Italian authorities were struggling on Monday to restore order in prisons up and down the country after coronavirus-related riots led to six inmates’ deaths and dozens of escapes.
Inmates are concerned about the risk of being infected in prison and are angry at a recent government decision to restrict visits as part of a national strategy to contain the outbreak.
The six dead are inmates from Modena prison, where protests broke out on Sunday. Modena is one of the provinces of northern Italy which is under lockdown, according to DPA. Four other prisoners are in a critical state in hospital, while three prison guards and seven prison infirmary staff suffered mild injuries.

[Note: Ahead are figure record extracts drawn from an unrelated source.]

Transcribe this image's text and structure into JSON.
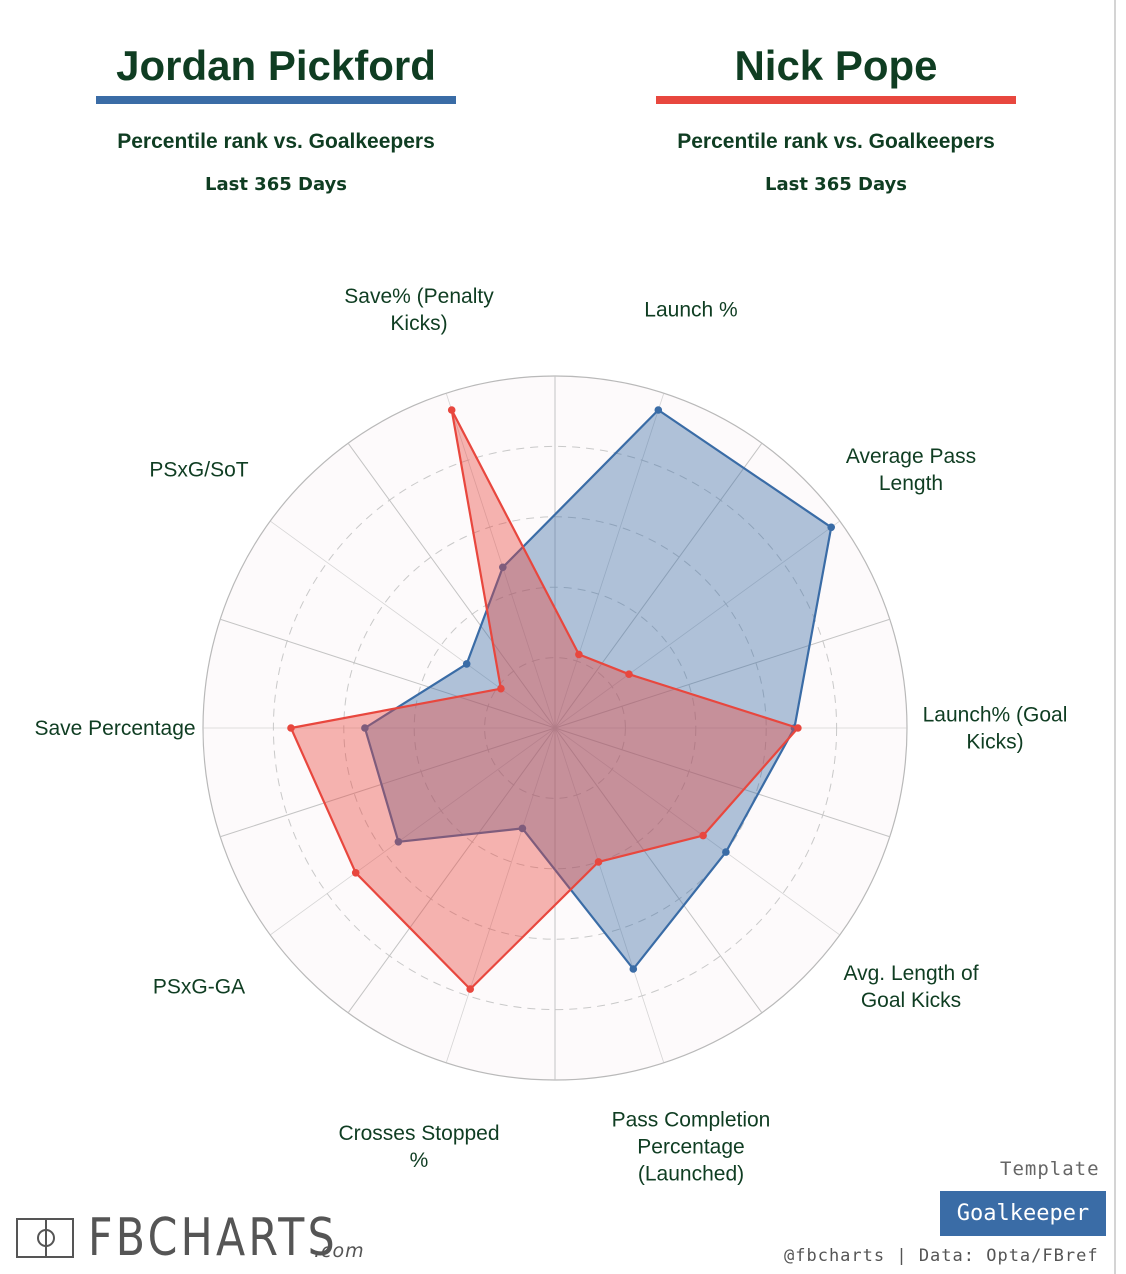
{
  "players": [
    {
      "name": "Jordan Pickford",
      "color": "#3a6ca6",
      "subtitle": "Percentile rank vs. Goalkeepers",
      "period": "Last 365 Days"
    },
    {
      "name": "Nick Pope",
      "color": "#e8473e",
      "subtitle": "Percentile rank vs. Goalkeepers",
      "period": "Last 365 Days"
    }
  ],
  "chart_data": {
    "type": "radar",
    "title": "",
    "range": [
      0,
      100
    ],
    "grid": true,
    "axes": [
      "Launch %",
      "Average Pass Length",
      "Launch% (Goal Kicks)",
      "Avg. Length of Goal Kicks",
      "Pass Completion Percentage (Launched)",
      "Crosses Stopped %",
      "PSxG-GA",
      "Save Percentage",
      "PSxG/SoT",
      "Save% (Penalty Kicks)"
    ],
    "series": [
      {
        "name": "Jordan Pickford",
        "color": "#3a6ca6",
        "values": [
          95,
          97,
          68,
          60,
          72,
          30,
          55,
          54,
          31,
          48
        ]
      },
      {
        "name": "Nick Pope",
        "color": "#e8473e",
        "values": [
          22,
          26,
          69,
          52,
          40,
          78,
          70,
          75,
          19,
          95
        ]
      }
    ]
  },
  "template": {
    "caption": "Template",
    "label": "Goalkeeper",
    "badge_color": "#3a6ca6"
  },
  "footer": {
    "credit": "@fbcharts | Data: Opta/FBref"
  },
  "logo": {
    "wordmark": "FBCHARTS",
    "suffix": ".com"
  }
}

Another serious situation was reported in Foggia, in the south-east, where dozens of prisoners managed to escape, according to prison police union representatives. “The situation is catastrophic, in Foggia 50 inmates have escaped,” Aldo Di Giacomo of the Spp trade union told the Adnkronos news agency.
In Melfi, in the southern Basilicata region, four guards were taken hostage by prisoners, while in Rieti, north of Rome, “the entire institution” has been taken over by prisoners, the ministry said.
Rioting first broke out at a prison in Salerno on Saturday and has since spread nationwide.
In central Milan, inmates climbed onto the roof of San Vittore prison and held up banners calling for “freedom” and “amnesty” while riot police surrounded the building.
Two prison guards were briefly taken hostage by inmates in Pavia, near Milan, on Sunday, and other violent protests were reported, including in Rome, Naples, Turin and Prato, with some leading to fires.
The riots were triggered by a government decree on the weekend that suspended visits except for in “exceptional cases.” It made provisions for prisoners to be allowed to talk to friends and relatives via phone or video, but also called for day release permits to be restricted.